Global oil benchmark Brent crude approached $95 a barrel, driven by investors’ concerns about a potential widening supply deficit in the fourth quarter. This increase is notable, considering the recent upward trend in oil prices.
Brent crude futures rose by 47 cents to reach $94.40 per barrel, while U.S. West Texas Intermediate (WTI) crude futures increased by 79 cents to $91.56 per barrel, with WTI briefly climbing by more than $1 earlier in the session.
Both Brent and WTI crude prices have seen three consecutive weeks of increases and are currently at their highest levels since November. They are also on track to record their most significant quarterly gains since the first quarter of 2022.
Citi, a major bank, joined others in predicting that Brent prices could surpass $100 a barrel within the year.
Saudi Arabia and Russia extended their combined supply cuts by 1.3 million barrels per day (bpd) to the end of the year. This move could potentially result in a 2 million bpd deficit in the oil market during the fourth quarter, leading to inventory drawdowns and potential price spikes in 2024.

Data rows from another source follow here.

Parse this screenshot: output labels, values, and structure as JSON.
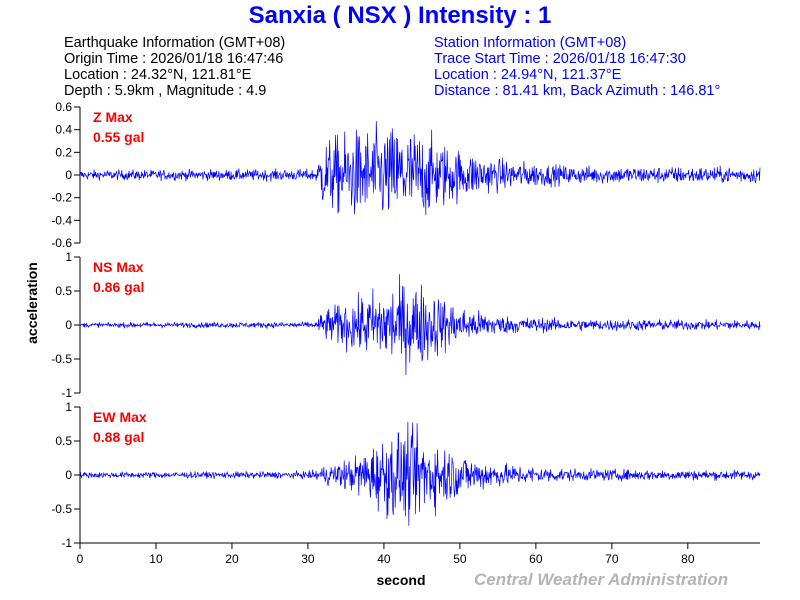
{
  "title": "Sanxia ( NSX ) Intensity : 1",
  "earthquake": {
    "heading": "Earthquake Information  (GMT+08)",
    "origin_time": "Origin Time : 2026/01/18 16:47:46",
    "location": "Location : 24.32°N, 121.81°E",
    "depth_magnitude": "Depth : 5.9km , Magnitude : 4.9"
  },
  "station": {
    "heading": "Station Information  (GMT+08)",
    "trace_start": "Trace Start Time : 2026/01/18 16:47:30",
    "location": "Location : 24.94°N, 121.37°E",
    "distance": "Distance : 81.41 km, Back Azimuth : 146.81°"
  },
  "footer": "Central Weather Administration",
  "colors": {
    "title": "#0000ff",
    "trace": "#0000ff",
    "max_label": "#ff0000",
    "footer": "#b4b4b4"
  },
  "chart_data": {
    "type": "line",
    "xlabel": "second",
    "ylabel": "acceleration",
    "xlim": [
      0,
      89.5
    ],
    "xticks": [
      0,
      10,
      20,
      30,
      40,
      50,
      60,
      70,
      80
    ],
    "panels": [
      {
        "component": "Z",
        "max_label": "Z Max",
        "max_value": "0.55 gal",
        "ylim": [
          -0.6,
          0.6
        ],
        "yticks": [
          -0.6,
          -0.4,
          -0.2,
          0,
          0.2,
          0.4,
          0.6
        ],
        "ytick_labels": [
          "-0.6",
          "-0.4",
          "-0.2",
          "0",
          "0.2",
          "0.4",
          "0.6"
        ],
        "envelope": {
          "t": [
            0,
            31,
            32,
            36,
            42,
            45,
            50,
            56,
            65,
            89.5
          ],
          "amp": [
            0.05,
            0.06,
            0.35,
            0.45,
            0.5,
            0.45,
            0.25,
            0.15,
            0.09,
            0.08
          ]
        }
      },
      {
        "component": "NS",
        "max_label": "NS Max",
        "max_value": "0.86 gal",
        "ylim": [
          -1,
          1
        ],
        "yticks": [
          -1,
          -0.5,
          0,
          0.5,
          1
        ],
        "ytick_labels": [
          "-1",
          "-0.5",
          "0",
          "0.5",
          "1"
        ],
        "envelope": {
          "t": [
            0,
            31,
            32,
            36,
            42,
            45,
            50,
            56,
            65,
            89.5
          ],
          "amp": [
            0.04,
            0.05,
            0.25,
            0.45,
            0.75,
            0.7,
            0.3,
            0.15,
            0.1,
            0.08
          ]
        }
      },
      {
        "component": "EW",
        "max_label": "EW Max",
        "max_value": "0.88 gal",
        "ylim": [
          -1,
          1
        ],
        "yticks": [
          -1,
          -0.5,
          0,
          0.5,
          1
        ],
        "ytick_labels": [
          "-1",
          "-0.5",
          "0",
          "0.5",
          "1"
        ],
        "envelope": {
          "t": [
            0,
            30,
            32,
            36,
            42,
            45,
            50,
            56,
            65,
            89.5
          ],
          "amp": [
            0.05,
            0.06,
            0.15,
            0.3,
            0.8,
            0.75,
            0.35,
            0.18,
            0.1,
            0.08
          ]
        }
      }
    ]
  }
}
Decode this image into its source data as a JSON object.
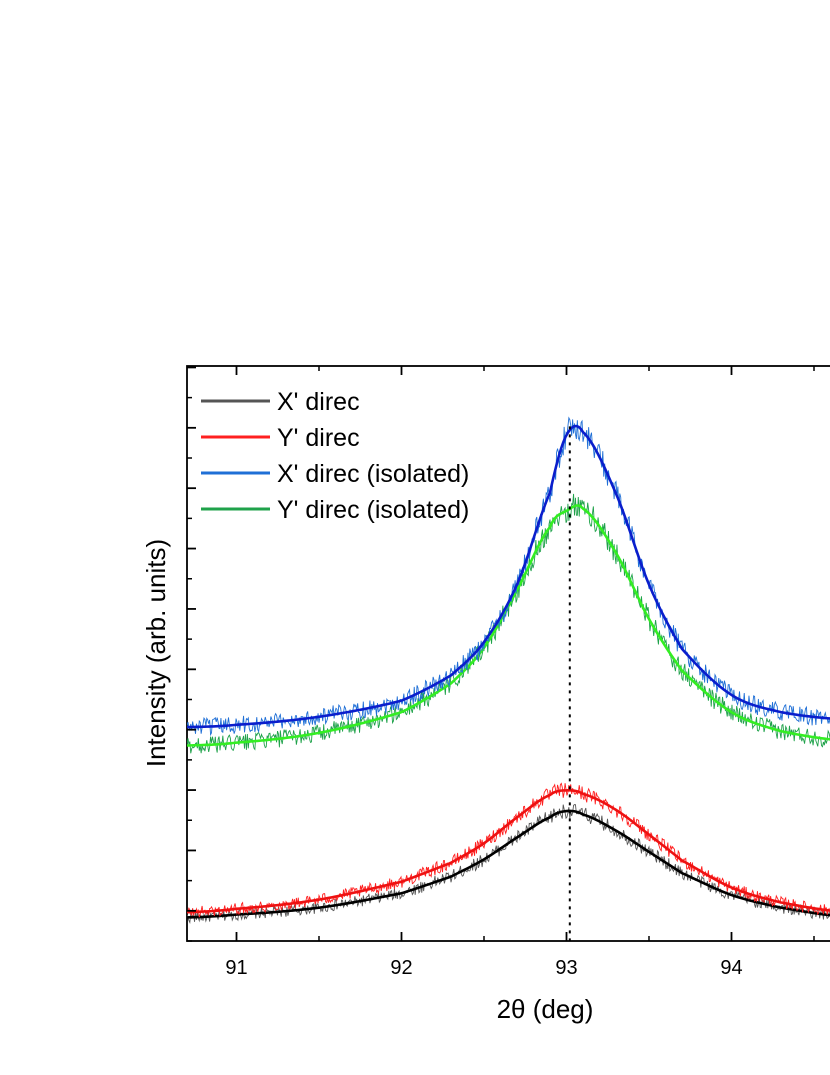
{
  "chart_data": {
    "type": "line",
    "xlabel": "2θ (deg)",
    "ylabel": "Intensity (arb. units)",
    "xlim": [
      90.7,
      94.7
    ],
    "ylim": [
      0,
      1.0
    ],
    "x_ticks": [
      "91",
      "92",
      "93",
      "94"
    ],
    "y_tick_labels": "none",
    "grid": false,
    "legend_position": "top-left",
    "reference_line": {
      "x": 93.02,
      "style": "dotted"
    },
    "series": [
      {
        "name": "X' direc",
        "raw_color": "#555555",
        "fit_color": "#000000",
        "x": [
          90.7,
          91.0,
          91.5,
          92.0,
          92.3,
          92.5,
          92.7,
          92.9,
          93.0,
          93.1,
          93.3,
          93.5,
          93.7,
          94.0,
          94.3,
          94.7
        ],
        "y": [
          0.041,
          0.046,
          0.058,
          0.083,
          0.112,
          0.142,
          0.18,
          0.215,
          0.226,
          0.22,
          0.192,
          0.155,
          0.118,
          0.08,
          0.058,
          0.042
        ]
      },
      {
        "name": "Y' direc",
        "raw_color": "#ff2020",
        "fit_color": "#ee1111",
        "x": [
          90.7,
          91.0,
          91.5,
          92.0,
          92.3,
          92.5,
          92.7,
          92.9,
          93.0,
          93.1,
          93.3,
          93.5,
          93.7,
          94.0,
          94.3,
          94.7
        ],
        "y": [
          0.05,
          0.056,
          0.072,
          0.103,
          0.136,
          0.17,
          0.215,
          0.254,
          0.262,
          0.256,
          0.228,
          0.185,
          0.14,
          0.093,
          0.067,
          0.05
        ]
      },
      {
        "name": "X' direc (isolated)",
        "raw_color": "#1f6fd6",
        "fit_color": "#0a1ecc",
        "x": [
          90.7,
          91.0,
          91.5,
          92.0,
          92.3,
          92.5,
          92.7,
          92.9,
          93.0,
          93.1,
          93.3,
          93.5,
          93.7,
          94.0,
          94.3,
          94.7
        ],
        "y": [
          0.372,
          0.376,
          0.39,
          0.418,
          0.462,
          0.52,
          0.62,
          0.78,
          0.88,
          0.885,
          0.778,
          0.62,
          0.508,
          0.428,
          0.398,
          0.385
        ]
      },
      {
        "name": "Y' direc (isolated)",
        "raw_color": "#1fa24a",
        "fit_color": "#33ee22",
        "x": [
          90.7,
          91.0,
          91.5,
          92.0,
          92.3,
          92.5,
          92.7,
          92.9,
          93.0,
          93.1,
          93.3,
          93.5,
          93.7,
          94.0,
          94.3,
          94.7
        ],
        "y": [
          0.34,
          0.345,
          0.362,
          0.398,
          0.448,
          0.51,
          0.61,
          0.72,
          0.748,
          0.752,
          0.675,
          0.56,
          0.47,
          0.398,
          0.365,
          0.348
        ]
      }
    ]
  }
}
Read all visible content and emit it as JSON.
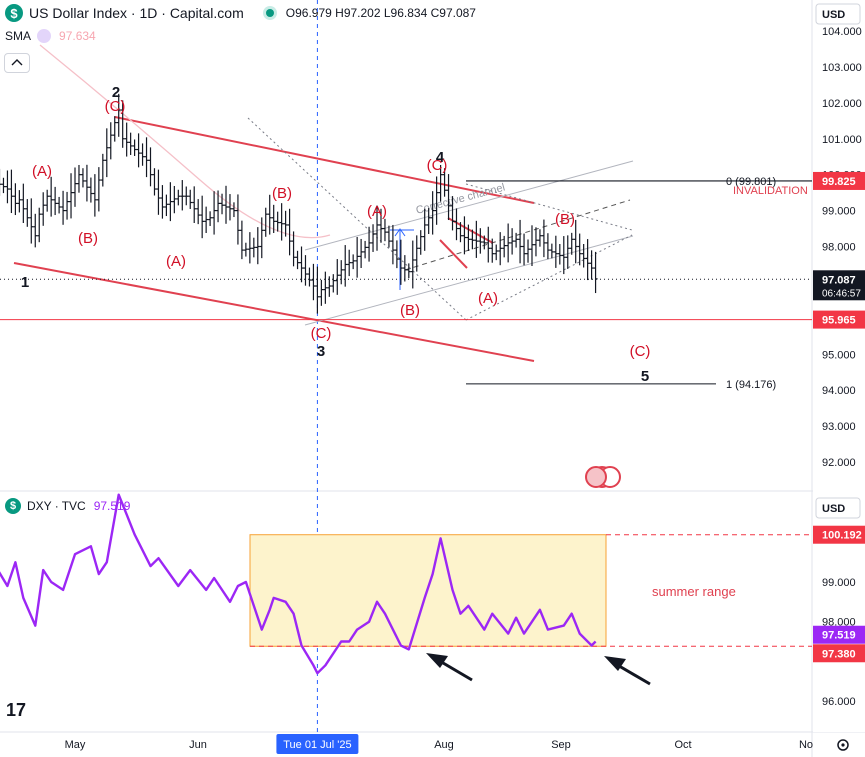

While supply dynamics are impacting prices, concerns about oil demand persist. China, a key driver of oil demand growth, is experiencing a slow post-pandemic economic recovery, despite robust oil imports. Economic progress in China is viewed as crucial for global oil demand.
Investors are also closely monitoring central bank decisions, including the upcoming interest rate decision from the U.S. Federal Reserve. There is a growing consensus that peak interest rates may be approaching, as inflationary pressures have been managed successfully. However, the timing of central bank rate cuts remains uncertain and could impact economic growth and oil demand.